British statistician

Prof Maurice Henry Quenouille FRSE FRSS (1924 – 12 December 1973) was a 20th-century British statistician remembered as the creator of Jackknife resampling.
He is also the designer of the Quenouille test in time series analysis, a statistical method used to assess whether residuals exhibit white noise behavior.

==Biography==
The unusual surname is French in origin, meaning "distaff". The surname has transposed to Kenoly (its approximate pronunciation) in most English-speaking countries.

He was born in north London on 9 October 1924 of French ancestry. He was educated at Latymer School and St Paul's School, London. He then studied Mathematics at Jesus College, Cambridge, graduating BA around 1945. Here he had met Prof Ronald Fisher who convinced him of the importance between statistics and the objective of resolving actual rather than theoretical scientific problems. He therefore went to work at the Rothamsted Experimental Station.

In 1947 he began lecturing in Statistics at Aberdeen University. In 1949 Cambridge awarded him an MA degree.

In 1952 he was elected a Fellow of the Royal Society of Edinburgh aged only 28. His proposers were Reginald Victor Jones, William Ogilvy Kermack, David Cuthbertson and Alexander Aitken.

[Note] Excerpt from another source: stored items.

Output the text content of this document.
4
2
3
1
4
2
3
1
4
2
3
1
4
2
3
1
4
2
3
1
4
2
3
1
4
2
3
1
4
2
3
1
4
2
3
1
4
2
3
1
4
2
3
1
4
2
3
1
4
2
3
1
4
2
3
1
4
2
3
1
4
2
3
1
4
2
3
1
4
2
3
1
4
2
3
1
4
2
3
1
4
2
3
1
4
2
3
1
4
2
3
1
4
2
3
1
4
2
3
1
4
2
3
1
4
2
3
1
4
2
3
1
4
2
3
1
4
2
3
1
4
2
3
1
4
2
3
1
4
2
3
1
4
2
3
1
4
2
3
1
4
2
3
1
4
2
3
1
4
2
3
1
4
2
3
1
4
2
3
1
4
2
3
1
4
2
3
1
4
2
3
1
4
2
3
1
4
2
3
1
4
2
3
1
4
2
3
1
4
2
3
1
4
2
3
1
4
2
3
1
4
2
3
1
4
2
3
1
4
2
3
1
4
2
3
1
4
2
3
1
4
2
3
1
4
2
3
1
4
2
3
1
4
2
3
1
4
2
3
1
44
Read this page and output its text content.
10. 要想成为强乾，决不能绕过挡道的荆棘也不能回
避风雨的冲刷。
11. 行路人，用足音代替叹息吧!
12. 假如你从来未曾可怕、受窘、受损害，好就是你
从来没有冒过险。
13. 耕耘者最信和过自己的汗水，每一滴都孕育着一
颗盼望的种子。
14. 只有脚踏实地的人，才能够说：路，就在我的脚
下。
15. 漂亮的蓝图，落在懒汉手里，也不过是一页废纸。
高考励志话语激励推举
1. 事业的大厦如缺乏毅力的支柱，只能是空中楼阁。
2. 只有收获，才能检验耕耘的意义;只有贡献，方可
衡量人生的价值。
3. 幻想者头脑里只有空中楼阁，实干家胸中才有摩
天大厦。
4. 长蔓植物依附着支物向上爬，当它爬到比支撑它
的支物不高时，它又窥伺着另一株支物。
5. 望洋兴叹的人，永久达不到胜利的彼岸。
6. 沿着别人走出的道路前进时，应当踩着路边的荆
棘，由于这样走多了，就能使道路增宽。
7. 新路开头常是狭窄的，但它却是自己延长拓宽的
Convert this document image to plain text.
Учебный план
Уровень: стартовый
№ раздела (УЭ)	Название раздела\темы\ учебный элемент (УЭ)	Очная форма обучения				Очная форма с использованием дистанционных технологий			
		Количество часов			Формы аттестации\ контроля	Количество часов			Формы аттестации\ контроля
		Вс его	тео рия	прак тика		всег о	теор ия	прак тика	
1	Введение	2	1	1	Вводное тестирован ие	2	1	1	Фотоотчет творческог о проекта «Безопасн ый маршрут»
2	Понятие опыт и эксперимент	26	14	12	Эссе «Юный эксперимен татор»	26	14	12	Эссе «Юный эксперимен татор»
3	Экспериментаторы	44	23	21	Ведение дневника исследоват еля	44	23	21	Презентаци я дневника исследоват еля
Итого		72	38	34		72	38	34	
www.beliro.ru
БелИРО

He obtained a further MA Degree from Oxford University in 1953 and joined the Institute of Statistics in Oxford where he stayed until 1955. In 1955 he moved to the London School of Economics as a lecturer and in 1964 to Imperial College, London. He had received a doctorate (DSc) from Cambridge in 1960. In 1965 he received the chair in Statistics at Southampton University and remained there until his premature death.

He died on holiday in Portugal on 12 December 1973 aged only 49. His position at Southampton University was filled by Prof T. M. F. Smith.

==Publications==
- Quenouille, M. H. (1951). "Statistical studies of recorded energy expenditure in man."
- Quenouille, M. H. (1965). "Fundamentals of Statistical Reasoning"
- Quenouille, M. H. (1966). "Introductory statistics"
- Quenouille, M. H. (1968). "The analysis of multiple time-series"
- Quenouille, M. H. (1972). "Rapid statistical calculations : a collection of distribution-free and easy methods of estimation and testing"
- John, J. A. (1977). "Experiments, design, and analysis."